Karl Nolle, MdL

DNN/LVZ, 20.02.2009

Zastrows Schmusekurs

FDP-Chef präsentiert liberale Wende beim Demonstrationsrecht / Liebäugeln mit Schwarz-Gelb ab August
 
Dresden. Sachsens Liberale laufen sich warm fürs Mitregieren. Nachdem FDP-Chef Holger Zastrow vor zehn Monaten Schwarz-Gelb als Ziel ausgerufen hat, geht er jetzt beim Demonstrationsrecht auf Schmusekurs zur CDU. Damit hat er nicht nur einen Stolperstein fürs angepeilte Bündnis aus dem Weg geräumt. Er legt auch liberale Grundsätze ad acta – und die frühere Haltung seines Rechtspolitikers Jürgen Martens.

Ende März 2007 war für die FDP noch alles klar. Die von Justizminister Geert Mackenroth (CDU) geplante Einschränkung des Demonstrationsrechts, meinte Jürgen Martens damals vehement, sei „völlig unakzeptabel“. Demonstrationen gehörten zum „Kernbestand der Grundrechte“, das gelte selbst für rechtsextreme Aufmärsche. „Wer fundamentale Prinzipien einschränkt, weil er unschöne Bilder von Neonazis an bestimmten Orten auf anderen Wegen nicht zu verhindern weiß, hat politisch aufgegeben.“ Fazit: Der CDU-Vorstoß sei „juristisch halbgar und politisch trostlos“.

Mittlerweile aber hat sich der Wind gedreht. Nach den jüngsten Debatten um Neonazi-Aufmärsche und linke Randale in Dresden hat FDP-Chef Holger Zastrow eine neue Lesart offeriert. Der Kernsatz lautet: „Die FDP wird sich einer Diskussion über entsprechende Neuregelungen im sächsischen Versammlungs- und Demonstrationsrecht nicht verschließen.“ Zustände wie am 13./14 Februar an der Elbe müssten schlicht unterbunden werden. „Jetzt“, so Zastrows rechtsliberale Ansage, „geht es nicht mehr um Versammlungsfreiheit, sondern um die Verhinderung von Gewalt und Ausschreitungen“.

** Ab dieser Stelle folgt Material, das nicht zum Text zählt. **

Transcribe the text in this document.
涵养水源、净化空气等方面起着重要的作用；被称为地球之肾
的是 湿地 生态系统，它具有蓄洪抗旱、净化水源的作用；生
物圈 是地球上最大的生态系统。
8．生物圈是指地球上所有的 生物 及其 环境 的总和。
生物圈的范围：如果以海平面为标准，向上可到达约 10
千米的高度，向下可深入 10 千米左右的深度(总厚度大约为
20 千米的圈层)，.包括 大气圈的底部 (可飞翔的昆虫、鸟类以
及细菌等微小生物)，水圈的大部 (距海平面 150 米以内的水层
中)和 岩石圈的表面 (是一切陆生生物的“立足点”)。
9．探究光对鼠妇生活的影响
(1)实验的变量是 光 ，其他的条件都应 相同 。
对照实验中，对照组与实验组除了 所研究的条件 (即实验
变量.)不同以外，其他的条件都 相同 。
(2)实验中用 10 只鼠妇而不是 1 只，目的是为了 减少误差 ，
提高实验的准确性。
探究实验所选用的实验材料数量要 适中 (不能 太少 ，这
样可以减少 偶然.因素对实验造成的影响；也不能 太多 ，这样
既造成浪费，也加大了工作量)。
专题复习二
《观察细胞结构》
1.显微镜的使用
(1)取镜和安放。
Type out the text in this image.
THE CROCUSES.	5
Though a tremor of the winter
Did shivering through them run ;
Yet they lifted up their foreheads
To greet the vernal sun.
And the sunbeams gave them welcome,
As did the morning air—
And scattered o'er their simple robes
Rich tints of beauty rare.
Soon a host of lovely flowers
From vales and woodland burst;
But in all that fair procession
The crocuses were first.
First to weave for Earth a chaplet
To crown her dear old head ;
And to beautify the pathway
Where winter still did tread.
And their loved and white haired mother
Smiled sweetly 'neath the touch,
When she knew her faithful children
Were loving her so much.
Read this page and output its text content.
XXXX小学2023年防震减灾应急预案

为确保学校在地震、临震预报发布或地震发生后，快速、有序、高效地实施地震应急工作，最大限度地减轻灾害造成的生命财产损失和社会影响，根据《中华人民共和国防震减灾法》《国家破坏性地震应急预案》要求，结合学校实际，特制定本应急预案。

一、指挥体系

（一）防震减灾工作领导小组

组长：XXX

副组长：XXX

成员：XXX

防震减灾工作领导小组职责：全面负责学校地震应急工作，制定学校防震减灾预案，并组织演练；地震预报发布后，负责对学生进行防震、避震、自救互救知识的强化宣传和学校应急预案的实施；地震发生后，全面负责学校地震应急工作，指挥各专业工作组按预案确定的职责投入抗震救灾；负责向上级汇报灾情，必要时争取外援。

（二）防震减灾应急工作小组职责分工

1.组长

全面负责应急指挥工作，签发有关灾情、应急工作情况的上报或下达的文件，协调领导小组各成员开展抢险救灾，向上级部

Ob sich beides mit Mackenroths Initiative wird verhindern lassen, ist fraglich. Entscheidend aber sind die politischen Folgen. Denn bisher galt es als ausgemacht, dass es im Falle von Schwarz-Gelb nach der Landtagswahl Ende August an mindestens zwei Stellen heftig knirschen dürfte: in der Schulpolitik – Stichwort längeres gemeinsames Lernen – sowie beim Thema Bürgerrechte. Denn hier lagen CDU und Liberale weit auseinander. Und so ließ vor allem Martens keine Gelegenheit aus, um die „Law-and- Order-Politik“ der CDU zu geißeln.
Zastrows Einsatz deutet hier eine Wende an. Zwar war seine neue Lesart mit Martens, der intern als heißer FDP-Anwärter für den Posten des Justizministers gilt, nicht abgesprochen. Dafür dürfte sie aber die Stimmung in der CDU heben. Denn beim jetzigen Koalitionspartner SPD ist Mackenroth bisher auf taube Ohren gestoßen.

Der CDU-Minister will Versammlungen an bestimmten Orten und Tagen verbieten – darunter an der Dresdner Frauenkirche. Kritiker haben hier verfassungsrechtliche Bedenken, und politisch ist der Ansatz ebenfalls fragwürdig. Denn wenn Hooligan-Touristen von rechts oder links außen Lust auf Randale haben, können sie Mackenroths Vorgaben problemlos umgehen – indem sie zwei Straßenzüge weiterziehen.